For my finals this semester, I would like to make a digital space designed for people to have productive arguments about different topics.

For my programming from A-Z midterms, I created a bot that detects unkind messages on Discord and asks the sender to consider reframing their messages to convey the same idea or thoughts in a kinder way. [link]

For my research on online hate and arguments, I found two elements related to time.  

1) Reacting vs Responding to a comment or a message on social media. Spending time to understand and reflect and respond to them rather than react to a message

2) How active is the thread/how frequently people are participating in the discussion and how many?
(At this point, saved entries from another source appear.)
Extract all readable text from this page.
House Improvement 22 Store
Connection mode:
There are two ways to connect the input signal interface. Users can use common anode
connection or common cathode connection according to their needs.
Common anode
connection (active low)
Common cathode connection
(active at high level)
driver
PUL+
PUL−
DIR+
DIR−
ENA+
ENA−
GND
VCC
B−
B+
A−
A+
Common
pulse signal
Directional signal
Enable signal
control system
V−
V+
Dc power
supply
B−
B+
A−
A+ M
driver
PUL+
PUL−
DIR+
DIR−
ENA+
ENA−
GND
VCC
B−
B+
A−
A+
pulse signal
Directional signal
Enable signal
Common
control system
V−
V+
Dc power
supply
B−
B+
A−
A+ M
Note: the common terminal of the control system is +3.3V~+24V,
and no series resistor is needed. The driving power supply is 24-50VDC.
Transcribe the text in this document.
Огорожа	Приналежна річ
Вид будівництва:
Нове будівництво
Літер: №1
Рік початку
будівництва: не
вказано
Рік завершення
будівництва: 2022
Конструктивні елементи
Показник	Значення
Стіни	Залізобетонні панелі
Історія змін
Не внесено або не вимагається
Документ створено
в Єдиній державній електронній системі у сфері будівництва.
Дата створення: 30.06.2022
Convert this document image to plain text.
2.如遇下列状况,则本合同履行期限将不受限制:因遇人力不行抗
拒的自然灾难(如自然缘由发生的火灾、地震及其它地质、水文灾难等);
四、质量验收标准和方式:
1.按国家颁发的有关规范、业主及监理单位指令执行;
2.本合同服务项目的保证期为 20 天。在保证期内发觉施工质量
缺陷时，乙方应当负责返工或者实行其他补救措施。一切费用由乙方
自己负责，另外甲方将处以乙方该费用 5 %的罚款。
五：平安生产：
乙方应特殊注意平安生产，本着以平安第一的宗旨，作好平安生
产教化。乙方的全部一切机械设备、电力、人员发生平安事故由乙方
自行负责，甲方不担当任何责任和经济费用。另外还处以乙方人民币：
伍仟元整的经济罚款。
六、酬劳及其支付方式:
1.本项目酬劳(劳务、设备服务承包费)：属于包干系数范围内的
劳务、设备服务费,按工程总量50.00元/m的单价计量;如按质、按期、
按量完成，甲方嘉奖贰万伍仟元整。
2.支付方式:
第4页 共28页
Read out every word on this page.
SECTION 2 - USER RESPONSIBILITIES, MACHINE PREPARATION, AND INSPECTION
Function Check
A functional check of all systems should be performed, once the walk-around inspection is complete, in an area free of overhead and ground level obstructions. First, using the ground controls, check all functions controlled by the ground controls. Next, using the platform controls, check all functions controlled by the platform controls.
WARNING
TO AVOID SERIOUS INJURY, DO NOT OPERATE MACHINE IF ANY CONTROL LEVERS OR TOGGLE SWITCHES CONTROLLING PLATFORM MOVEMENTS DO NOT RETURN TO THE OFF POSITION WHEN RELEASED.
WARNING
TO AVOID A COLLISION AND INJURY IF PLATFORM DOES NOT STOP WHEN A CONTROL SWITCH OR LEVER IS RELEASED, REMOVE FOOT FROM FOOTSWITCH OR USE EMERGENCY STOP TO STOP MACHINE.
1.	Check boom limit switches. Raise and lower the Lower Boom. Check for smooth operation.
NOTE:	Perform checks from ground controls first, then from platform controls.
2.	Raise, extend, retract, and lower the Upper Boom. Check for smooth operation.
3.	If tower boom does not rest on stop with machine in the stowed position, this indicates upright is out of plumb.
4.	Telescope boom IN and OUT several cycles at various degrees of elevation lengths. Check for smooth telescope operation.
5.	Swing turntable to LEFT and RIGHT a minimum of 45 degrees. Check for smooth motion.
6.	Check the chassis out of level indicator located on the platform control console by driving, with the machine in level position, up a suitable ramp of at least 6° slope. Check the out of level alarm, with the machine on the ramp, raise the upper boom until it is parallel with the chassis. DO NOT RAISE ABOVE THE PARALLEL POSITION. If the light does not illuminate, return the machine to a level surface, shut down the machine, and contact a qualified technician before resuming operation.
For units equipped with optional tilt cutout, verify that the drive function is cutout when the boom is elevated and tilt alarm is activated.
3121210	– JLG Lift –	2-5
While I was reading about arguments on the internet, I found an interesting way different kinds arguments can be categorized

Screenshot 2024-10-21 at 4.05.42 PM.png

Name-calling was an interesting problem to target since it seems to be a reaction without much or any thought rather than a response.

I used the AFINN-111 Sentiment Analysis to detect name-calling. The main idea here is that when there are a lot of attack in a chat or too much name-calling, people might not be taking the time to try to understand and respond to each other. But they are only throwing their ideas and thought at each other.

This technique I used for the first step for my mid-terms has limitations. The 'negative words' are detected based on scores given to individual words and without understanding the context. For example, the phrase 'terribly cute' is detected as a negative comment. I hope to build on this further in the coming weeks to detect unkind messages or comments better.

For my mid-terms, I decided to use this method to detect name-calling to visually represent a topic being discussed (a thread or a comment section for example). Slower movement of letters would be less name-calling and faster would be more name-calling to represent the thoughtlessness behind these kinds of arguments.

It is currently set to a random speed but eventually, when I build something that can detect sentiment of multiple comments, I would try to understand how time can be mapped to these comments. And add another visualization to represent the frequency of responses on the thread or comment section.

The final visualization would be multiple nodes representing different topics. This visual representation could help a person potentially thinking of reading or participating in an argument or discussion to decide if they wish to join.